Sorra an inch will I stir till yez promise not to put yer foot on the bog this night!  Shure the boys are out, not by twos nor threes, but by scores; yez would be shot down before yez could get half-way over!”

“Ah!” he says, and draws a deep breath.  It is not a pleasant prospect, but the hot blood of a fighting race is running fiercely in his veins.

At this moment the sound of men marching in step comes through the stillness.  Yielding to an impulse for which he could find no reason, Launce draws back a step the girl has disappeared as if the earth had opened and swallowed her and in another second a small party of men, walking two abreast, is close beside him county police unmistakably; and a tall, upright man is a little in advance of the rest.  He is speaking in a low voice as they come up, but Launce hears every word.

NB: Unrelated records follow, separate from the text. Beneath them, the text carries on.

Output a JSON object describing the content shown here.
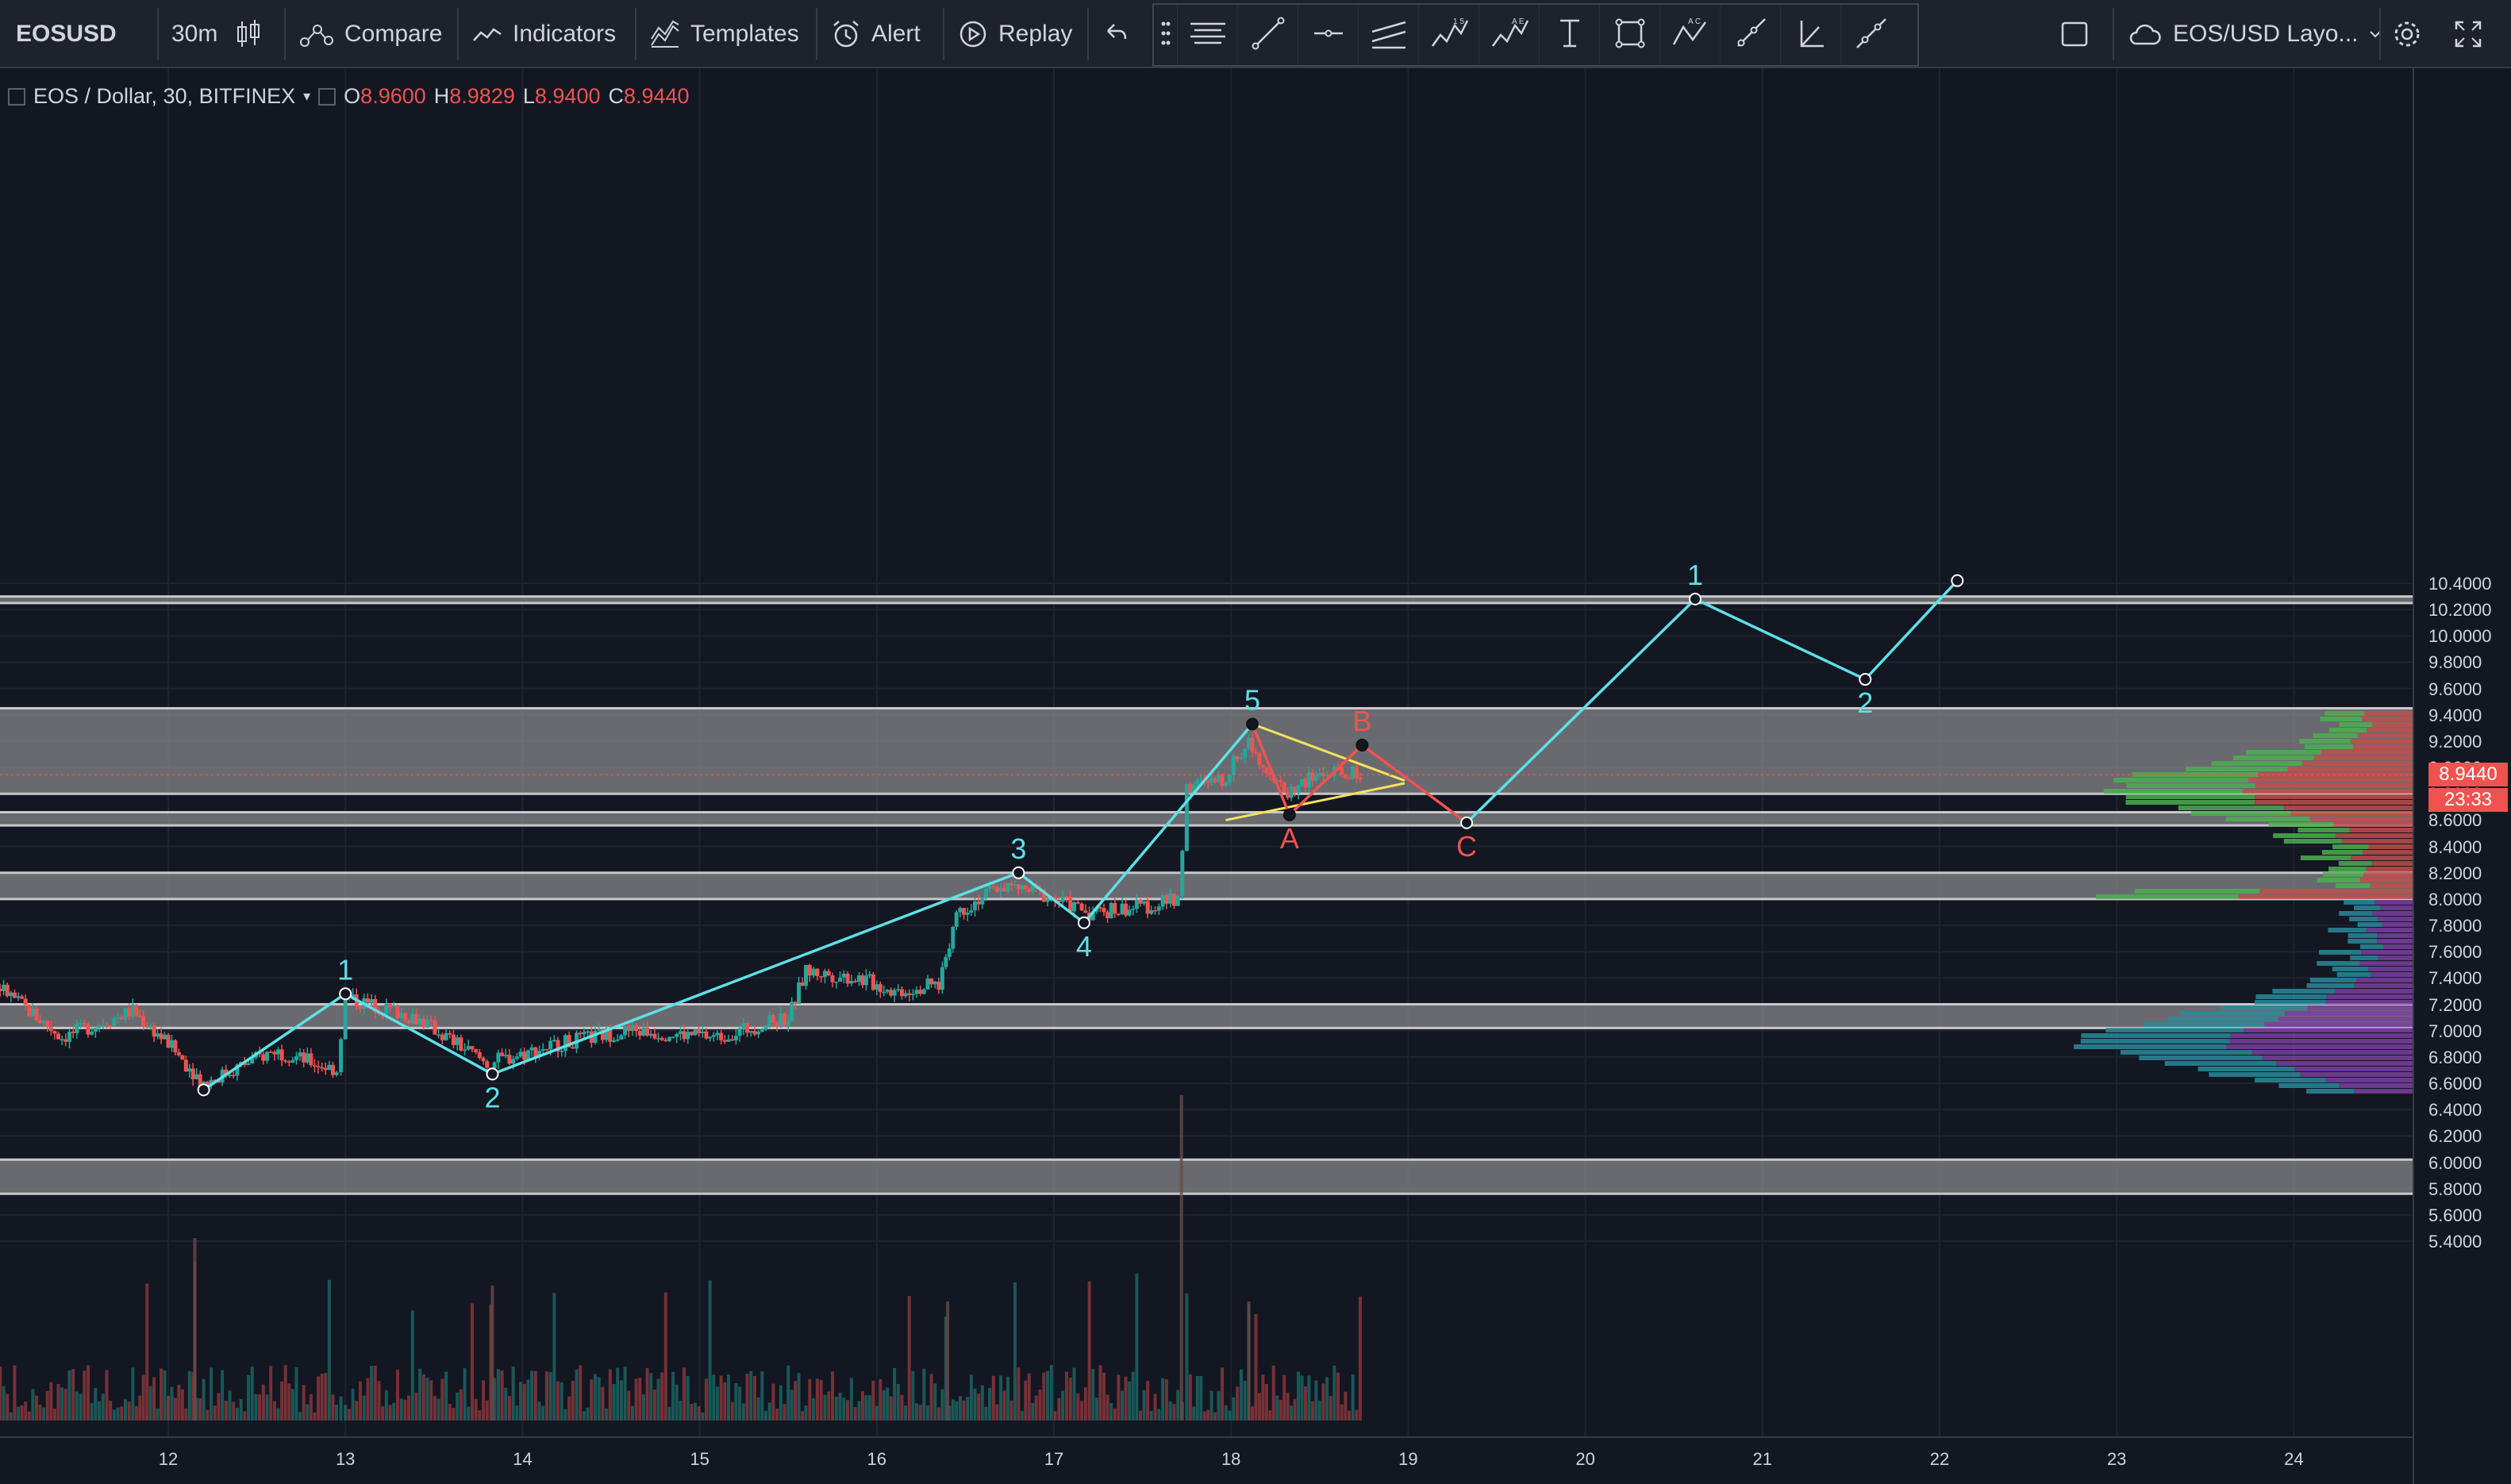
{
  "toolbar": {
    "symbol": "EOSUSD",
    "interval": "30m",
    "compare_label": "Compare",
    "indicators_label": "Indicators",
    "templates_label": "Templates",
    "alert_label": "Alert",
    "replay_label": "Replay",
    "layout_label": "EOS/USD Layo..."
  },
  "legend": {
    "title": "EOS / Dollar, 30, BITFINEX",
    "o_label": "O",
    "o_value": "8.9600",
    "h_label": "H",
    "h_value": "8.9829",
    "l_label": "L",
    "l_value": "8.9400",
    "c_label": "C",
    "c_value": "8.9440"
  },
  "price_axis": {
    "labels": [
      "10.4000",
      "10.2000",
      "10.0000",
      "9.8000",
      "9.6000",
      "9.4000",
      "9.2000",
      "9.0000",
      "8.8000",
      "8.6000",
      "8.4000",
      "8.2000",
      "8.0000",
      "7.8000",
      "7.6000",
      "7.4000",
      "7.2000",
      "7.0000",
      "6.8000",
      "6.6000",
      "6.4000",
      "6.2000",
      "6.0000",
      "5.8000",
      "5.6000",
      "5.4000"
    ],
    "last_price": "8.9440",
    "countdown": "23:33"
  },
  "time_axis": {
    "labels": [
      "12",
      "13",
      "14",
      "15",
      "16",
      "17",
      "18",
      "19",
      "20",
      "21",
      "22",
      "23",
      "24"
    ]
  },
  "zones": [
    {
      "top": 10.3,
      "bottom": 10.25
    },
    {
      "top": 9.45,
      "bottom": 8.8
    },
    {
      "top": 8.66,
      "bottom": 8.56
    },
    {
      "top": 8.2,
      "bottom": 8.0
    },
    {
      "top": 7.2,
      "bottom": 7.02
    },
    {
      "top": 6.02,
      "bottom": 5.76
    }
  ],
  "elliott_impulse": {
    "points": [
      {
        "day": 12.2,
        "price": 6.55,
        "label": ""
      },
      {
        "day": 13.0,
        "price": 7.28,
        "label": "1"
      },
      {
        "day": 13.83,
        "price": 6.67,
        "label": "2"
      },
      {
        "day": 16.8,
        "price": 8.2,
        "label": "3"
      },
      {
        "day": 17.17,
        "price": 7.82,
        "label": "4"
      },
      {
        "day": 18.12,
        "price": 9.33,
        "label": "5"
      }
    ]
  },
  "elliott_correction": {
    "points": [
      {
        "day": 18.12,
        "price": 9.33,
        "label": ""
      },
      {
        "day": 18.33,
        "price": 8.64,
        "label": "A"
      },
      {
        "day": 18.74,
        "price": 9.17,
        "label": "B"
      },
      {
        "day": 19.33,
        "price": 8.58,
        "label": "C"
      }
    ]
  },
  "projection": {
    "points": [
      {
        "day": 19.33,
        "price": 8.58,
        "label": ""
      },
      {
        "day": 20.62,
        "price": 10.28,
        "label": "1"
      },
      {
        "day": 21.58,
        "price": 9.67,
        "label": "2"
      },
      {
        "day": 22.1,
        "price": 10.42,
        "label": ""
      }
    ]
  },
  "triangle": {
    "upper": [
      {
        "day": 18.12,
        "price": 9.33
      },
      {
        "day": 18.98,
        "price": 8.9
      }
    ],
    "lower": [
      {
        "day": 17.97,
        "price": 8.6
      },
      {
        "day": 18.98,
        "price": 8.88
      }
    ]
  },
  "colors": {
    "wave": "#5ce1e6",
    "correction": "#ef5350",
    "triangle": "#f5e35a",
    "zone": "#8a8a8e",
    "up_candle": "#26a69a",
    "down_candle": "#ef5350",
    "last_price": "#ef5350"
  }
}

“Good idea to think of following young Blake.  They are sure to assault him; they have been waiting for a chance like this for weeks past.  Then we must just close in and catch as many of the rascals as we can.  Look out for this Magill a tall fellow in a soft felt hat.  I would give fifty pounds to land that fellow safe and sound in Kilmainham.”

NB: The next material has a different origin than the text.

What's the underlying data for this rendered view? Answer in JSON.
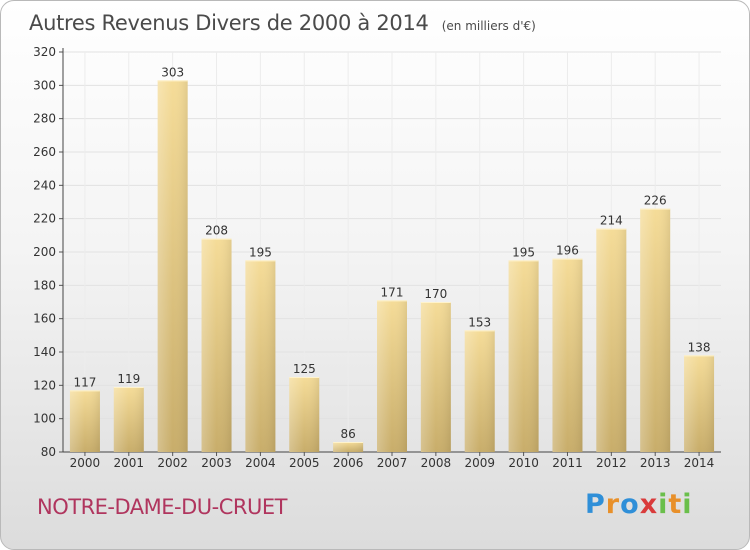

As Launce listens a furious anger stirs within him a rage so strong that it is as much as he can do to refrain from springing out upon the cowardly speaker.  He knows the man now he would recognize those smooth false tones among a thousand it is Mr. Hunter, Mrs. Dundas’s guest and friend, the man whom from the first he has disliked and distrusted.  A horrible suspicion, a chill doubt, makes him shake from head to foot.  Did Kate know of this?  Could it be that the woman he loved had seen him go out, a predestined victim, so that this spy might lodge one or two more rebels in Kilmainham jail?  A bitter word breaks from his lips as he thinks of it.  This poor girl for now that the police have passed Patsy has reappeared, like a phantom, out of the darkness in her ignorance and helplessness has been more true to him than the woman he has loved so passionately.

“You have saved my life, Patsy, and I’ll not forget it; but I’m not sure that it would not have been better for me to have gone on in my ignorance and taken my chance!” he says grimly.

“The saints be thanked!” the girl answers solemnly.  “I have done what I said I would do, and my heart is aisy this night!”